Stax3D processed the resulting data in Artec Studio, modifying the 3D model, fixing a few flaws and adjusting the size and fit, so it would match perfectly with what little was remaining of Mr. Stubbs’ tail. They exported the file as an STL and from this, the 3D printed tail was made.

“We were amazed at the speed and quality of the Artec scanner compared to our initial attempt,” Dr. Georgi said.

Dr. Georgi and the team were beyond pleased with the level of control they had to view and modify the digital model. “The fine control over details of the size and shape of the tail that we achieve with the digital process gives us the chance to actually experiment with different properties so that we can understand on a more direct level how the prosthesis affects Mr. Stubbs,” he said.

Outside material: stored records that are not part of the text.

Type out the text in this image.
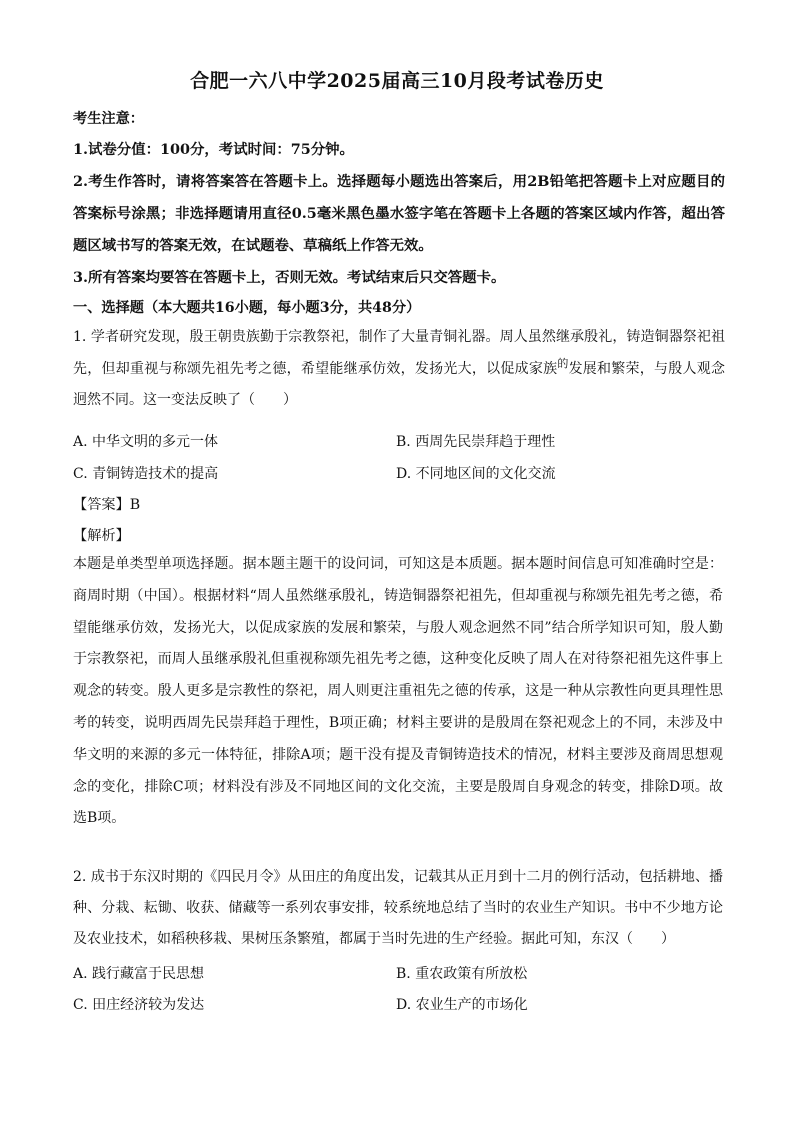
合肥一六八中学2025届高三10月段考试卷历史
考生注意：
1.试卷分值：100分，考试时间：75分钟。
2.考生作答时，请将答案答在答题卡上。选择题每小题选出答案后，用2B铅笔把答题卡上对应题目的答案标号涂黑；非选择题请用直径0.5毫米黑色墨水签字笔在答题卡上各题的答案区域内作答，超出答题区域书写的答案无效，在试题卷、草稿纸上作答无效。
3.所有答案均要答在答题卡上，否则无效。考试结束后只交答题卡。
一、选择题（本大题共16小题，每小题3分，共48分）
1. 学者研究发现，殷王朝贵族勤于宗教祭祀，制作了大量青铜礼器。周人虽然继承殷礼，铸造铜器祭祀祖先，但却重视与称颂先祖先考之德，希望能继承仿效，发扬光大，以促成家族$^的$发展和繁荣，与殷人观念迥然不同。这一变法反映了（　　）
A. 中华文明的多元一体	B. 西周先民崇拜趋于理性
C. 青铜铸造技术的提高	D. 不同地区间的文化交流
【答案】B
【解析】
本题是单类型单项选择题。据本题主题干的设问词，可知这是本质题。据本题时间信息可知准确时空是：商周时期（中国）。根据材料“周人虽然继承殷礼，铸造铜器祭祀祖先，但却重视与称颂先祖先考之德，希望能继承仿效，发扬光大，以促成家族的发展和繁荣，与殷人观念迥然不同”结合所学知识可知，殷人勤于宗教祭祀，而周人虽继承殷礼但重视称颂先祖先考之德，这种变化反映了周人在对待祭祀祖先这件事上观念的转变。殷人更多是宗教性的祭祀，周人则更注重祖先之德的传承，这是一种从宗教性向更具理性思考的转变，说明西周先民崇拜趋于理性，B项正确；材料主要讲的是殷周在祭祀观念上的不同，未涉及中华文明的来源的多元一体特征，排除A项；题干没有提及青铜铸造技术的情况，材料主要涉及商周思想观念的变化，排除C项；材料没有涉及不同地区间的文化交流，主要是殷周自身观念的转变，排除D项。故选B项。
2. 成书于东汉时期的《四民月令》从田庄的角度出发，记载其从正月到十二月的例行活动，包括耕地、播种、分栽、耘锄、收获、储藏等一系列农事安排，较系统地总结了当时的农业生产知识。书中不少地方论及农业技术，如稻秧移栽、果树压条繁殖，都属于当时先进的生产经验。据此可知，东汉（　　）
A. 践行藏富于民思想	B. 重农政策有所放松
C. 田庄经济较为发达	D. 农业生产的市场化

After 3D printing the custom model, the researchers created a silicone cast of it, and from that, several prosthetic tails were custom made for Mr. Stubbs.

Mr. Stubbs with tail

Now, every time they strap one on him, he acts so naturally, as if it’s always been there. He doesn’t show signs of stress or discomfort while wearing it, proof that it must feel natural to him. He’s out there swimming and diving and lunging after his meals just like the rest of his cold-blooded neighbors.

As Mr. Stubbs grows larger he will need to be fitted with as many as 40 prosthetic tails, and now the team has a 3D model, making the required modifications can be done with ease.

Conclusion

In conclusion, 3D scanning technology is rapidly transforming the fields of wildlife rehabilitation and research, offering accurate, non-invasive tools for assessing injuries, modeling anatomy, and tracking. It is enhancing animal care while minimizing stress and physical handling.